Czasami najtrudniejsza rzecz to zrozumieć pytanie. Tak jak z tematem, który dostałam od redakcji: Przyszłość upałów? Czyli czego? Mas gorącego powietrza? Globalnego ocieplenia jako takiego? Naszego życia w coraz rzadziej kończącym się lecie? Polityk publicznych i międzynarodowych działań na rzecz ograniczania (przyczyn) zmian klimatycznych? Wszystkiego tego jednocześnie? To zawsze jest wszystko jednocześnie, wtedy najlepsze, co może zrobić tarocistka, to jak najlepiej wydobyć z kart jakąkolwiek w tej jednoczesności kolejność.
Tym razem tarot dał nam karty szalenie optymistyczne, które w tym kontekście i takim zestawieniu wydają się emanować wszystkim, tylko nie optymizmem. Oto Ósemka Monet, karta wspaniale opanowanego rzemiosła, pilnej i przynoszącej euforia pracy, uznania i rozpoznania. W pozycji odwróconej przestrzega przed chodzeniem na skróty i wybieraniem łatwych rozwiązań, które niczego nie rozwiązują. Ale tu nie jest odwrócona, na miarę możliwości naprawdę się staramy; wiemy coraz więcej i stosujemy tę wiedzę w praktyce.
I co? I zero. Wielkie Arkanum numer zero, Głupiec, stoi nad przepaścią i za chwilę radośnie, z pieśnią na ustach da krok do przodu. Czy razem z Głupcem skoczy jego wierny piesek? Nie wiemy, piesek często na kartach stara się powstrzymać swoje głupkowate państwo przed czymś, co musi być kolejnym wypadkiem przy pracy: Głupiego robota, sami rozumiecie. Ten krok do przodu, prosto w przepaść…

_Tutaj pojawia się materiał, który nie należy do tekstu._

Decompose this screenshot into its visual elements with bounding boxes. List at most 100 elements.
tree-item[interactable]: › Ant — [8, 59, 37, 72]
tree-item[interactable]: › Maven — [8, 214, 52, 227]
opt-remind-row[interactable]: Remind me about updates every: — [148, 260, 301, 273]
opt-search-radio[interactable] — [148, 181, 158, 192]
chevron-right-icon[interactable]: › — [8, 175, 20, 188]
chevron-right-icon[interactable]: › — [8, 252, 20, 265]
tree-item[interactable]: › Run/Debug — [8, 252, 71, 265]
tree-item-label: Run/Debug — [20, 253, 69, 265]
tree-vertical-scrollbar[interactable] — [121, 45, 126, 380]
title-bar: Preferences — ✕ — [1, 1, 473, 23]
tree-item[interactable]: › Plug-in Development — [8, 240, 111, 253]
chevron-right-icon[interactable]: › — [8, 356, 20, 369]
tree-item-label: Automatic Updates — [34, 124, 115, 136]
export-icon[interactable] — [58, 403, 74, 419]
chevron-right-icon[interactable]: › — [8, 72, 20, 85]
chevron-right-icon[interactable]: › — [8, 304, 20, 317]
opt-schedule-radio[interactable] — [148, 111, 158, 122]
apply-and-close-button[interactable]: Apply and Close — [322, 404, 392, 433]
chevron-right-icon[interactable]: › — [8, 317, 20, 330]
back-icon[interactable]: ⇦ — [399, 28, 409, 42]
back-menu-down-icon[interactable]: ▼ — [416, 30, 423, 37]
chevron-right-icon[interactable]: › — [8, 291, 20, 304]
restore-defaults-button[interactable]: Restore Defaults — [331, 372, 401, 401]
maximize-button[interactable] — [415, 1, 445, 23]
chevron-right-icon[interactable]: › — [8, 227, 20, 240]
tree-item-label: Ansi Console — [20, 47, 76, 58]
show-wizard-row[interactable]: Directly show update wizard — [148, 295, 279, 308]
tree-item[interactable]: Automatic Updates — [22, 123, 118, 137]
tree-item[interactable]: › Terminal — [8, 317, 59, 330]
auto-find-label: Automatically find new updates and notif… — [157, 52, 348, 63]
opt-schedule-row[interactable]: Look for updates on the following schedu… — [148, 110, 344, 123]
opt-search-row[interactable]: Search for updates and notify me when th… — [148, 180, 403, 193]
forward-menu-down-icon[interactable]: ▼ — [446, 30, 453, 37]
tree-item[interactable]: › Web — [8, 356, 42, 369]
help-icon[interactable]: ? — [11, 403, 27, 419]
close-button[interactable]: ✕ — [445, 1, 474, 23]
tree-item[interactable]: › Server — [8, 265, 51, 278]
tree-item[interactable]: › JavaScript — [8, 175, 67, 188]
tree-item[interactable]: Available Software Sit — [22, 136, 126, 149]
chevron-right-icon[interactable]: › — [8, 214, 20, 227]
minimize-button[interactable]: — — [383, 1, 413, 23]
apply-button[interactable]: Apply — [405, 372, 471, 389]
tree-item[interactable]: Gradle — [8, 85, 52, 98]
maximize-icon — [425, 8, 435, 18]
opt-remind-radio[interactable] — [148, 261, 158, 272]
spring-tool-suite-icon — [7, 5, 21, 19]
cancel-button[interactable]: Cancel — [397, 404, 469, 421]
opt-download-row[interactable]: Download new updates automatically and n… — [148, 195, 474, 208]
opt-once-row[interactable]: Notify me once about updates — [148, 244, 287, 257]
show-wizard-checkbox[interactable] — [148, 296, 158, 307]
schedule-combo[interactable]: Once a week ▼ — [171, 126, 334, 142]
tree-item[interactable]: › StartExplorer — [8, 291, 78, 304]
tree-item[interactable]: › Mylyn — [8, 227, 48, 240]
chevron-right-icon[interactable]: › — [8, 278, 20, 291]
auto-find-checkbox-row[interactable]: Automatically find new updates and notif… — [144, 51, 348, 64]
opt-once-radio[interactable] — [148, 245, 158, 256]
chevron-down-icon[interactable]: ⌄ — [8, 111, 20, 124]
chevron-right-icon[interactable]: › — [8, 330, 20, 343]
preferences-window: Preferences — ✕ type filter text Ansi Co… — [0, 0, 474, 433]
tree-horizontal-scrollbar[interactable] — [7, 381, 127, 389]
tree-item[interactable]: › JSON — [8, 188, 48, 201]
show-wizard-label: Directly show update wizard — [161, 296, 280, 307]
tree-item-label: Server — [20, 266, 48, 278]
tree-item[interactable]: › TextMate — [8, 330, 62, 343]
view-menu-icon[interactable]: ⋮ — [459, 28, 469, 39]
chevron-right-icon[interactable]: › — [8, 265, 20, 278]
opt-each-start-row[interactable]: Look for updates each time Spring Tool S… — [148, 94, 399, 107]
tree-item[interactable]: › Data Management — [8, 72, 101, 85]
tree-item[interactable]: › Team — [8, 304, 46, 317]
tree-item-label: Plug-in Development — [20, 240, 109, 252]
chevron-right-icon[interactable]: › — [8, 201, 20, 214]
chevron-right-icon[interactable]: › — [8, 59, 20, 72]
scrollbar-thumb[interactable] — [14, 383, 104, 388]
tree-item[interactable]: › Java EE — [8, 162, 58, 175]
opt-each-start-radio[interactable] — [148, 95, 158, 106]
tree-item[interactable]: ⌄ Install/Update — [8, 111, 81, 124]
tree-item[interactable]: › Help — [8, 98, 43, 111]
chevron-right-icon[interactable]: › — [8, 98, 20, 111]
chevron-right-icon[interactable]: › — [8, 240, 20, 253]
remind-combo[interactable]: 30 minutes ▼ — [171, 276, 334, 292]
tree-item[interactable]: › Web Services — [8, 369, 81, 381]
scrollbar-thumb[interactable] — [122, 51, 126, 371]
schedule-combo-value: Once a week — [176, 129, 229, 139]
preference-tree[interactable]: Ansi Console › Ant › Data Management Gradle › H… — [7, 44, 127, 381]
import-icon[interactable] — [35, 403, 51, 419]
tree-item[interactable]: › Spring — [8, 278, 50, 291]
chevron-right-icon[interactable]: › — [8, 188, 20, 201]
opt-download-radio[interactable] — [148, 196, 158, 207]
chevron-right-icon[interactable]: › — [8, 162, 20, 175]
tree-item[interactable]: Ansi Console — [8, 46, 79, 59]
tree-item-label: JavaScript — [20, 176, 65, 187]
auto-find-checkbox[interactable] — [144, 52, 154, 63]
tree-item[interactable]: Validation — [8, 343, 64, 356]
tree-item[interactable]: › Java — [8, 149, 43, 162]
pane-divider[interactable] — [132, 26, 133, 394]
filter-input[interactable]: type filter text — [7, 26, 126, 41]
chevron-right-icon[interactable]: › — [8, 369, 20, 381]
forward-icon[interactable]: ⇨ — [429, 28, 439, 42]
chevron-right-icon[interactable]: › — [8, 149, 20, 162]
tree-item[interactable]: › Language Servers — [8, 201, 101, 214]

Ten krok do przodu, skok w przepaść, uwalnia niesamowity potencjał. I czasem trzeba go zrobić, mimo iż nasze wewnętrzne zwierzątko wierzga i zawraca. Ósemka Monet w zestawieniu z Głupcem mówi o czymś w rodzaju singularity, momentu osobliwości technologicznej: skutki naszych odkryć (i działań) sprawią, iż nasze prognozy już nie będą nadążać. Osobliwość jako pojęcie powstała oczywiście w odniesieniu do sztucznej inteligencji, do sytuacji, gdy maszyny staną się inteligentniejsze od ludzi i zaczną robić swoje bez pytania ani szukania u nas rady. W kontekście klimatu sztuczna inteligencja będzie też mieć dużo do powiedzenia (podobno huk serwerów wymaganych, żeby to wszystko działało, stanie się jednym z największych czynników ocieplenia), ale jak zwykle tarot uwalnia też inne intuicje. Kiedy pisałam o motywowaniu przyczyn zmian klimatycznych, zaczął pytać o ich skutki.
I w tym kontekście skok Głupca w przepaść zaczyna mieć nowy sens: a jeżeli pogodzimy się, iż zmiany będą, już są, i zaczniemy pracować na wizji świata po tym, jak już na dobre nadejdą; jeżeli to, co możemy teraz zrobić, to zacząć planować z wyprzedzeniem, jak najlepiej gwarantować prawa podstawowe w świecie pogłębiających się klimatycznych nierówności… tak, wtedy możemy zacząć wszczynać coś z prawdziwym potencjałem zmian. Przepraszam za te inicjacje w inicjacjach, ale rozumiecie: będziemy rozumieli, co jest do zrobienia, dopiero jak zaczniemy to robić: moment osobliwości wymaga zaczynania od wielu początków.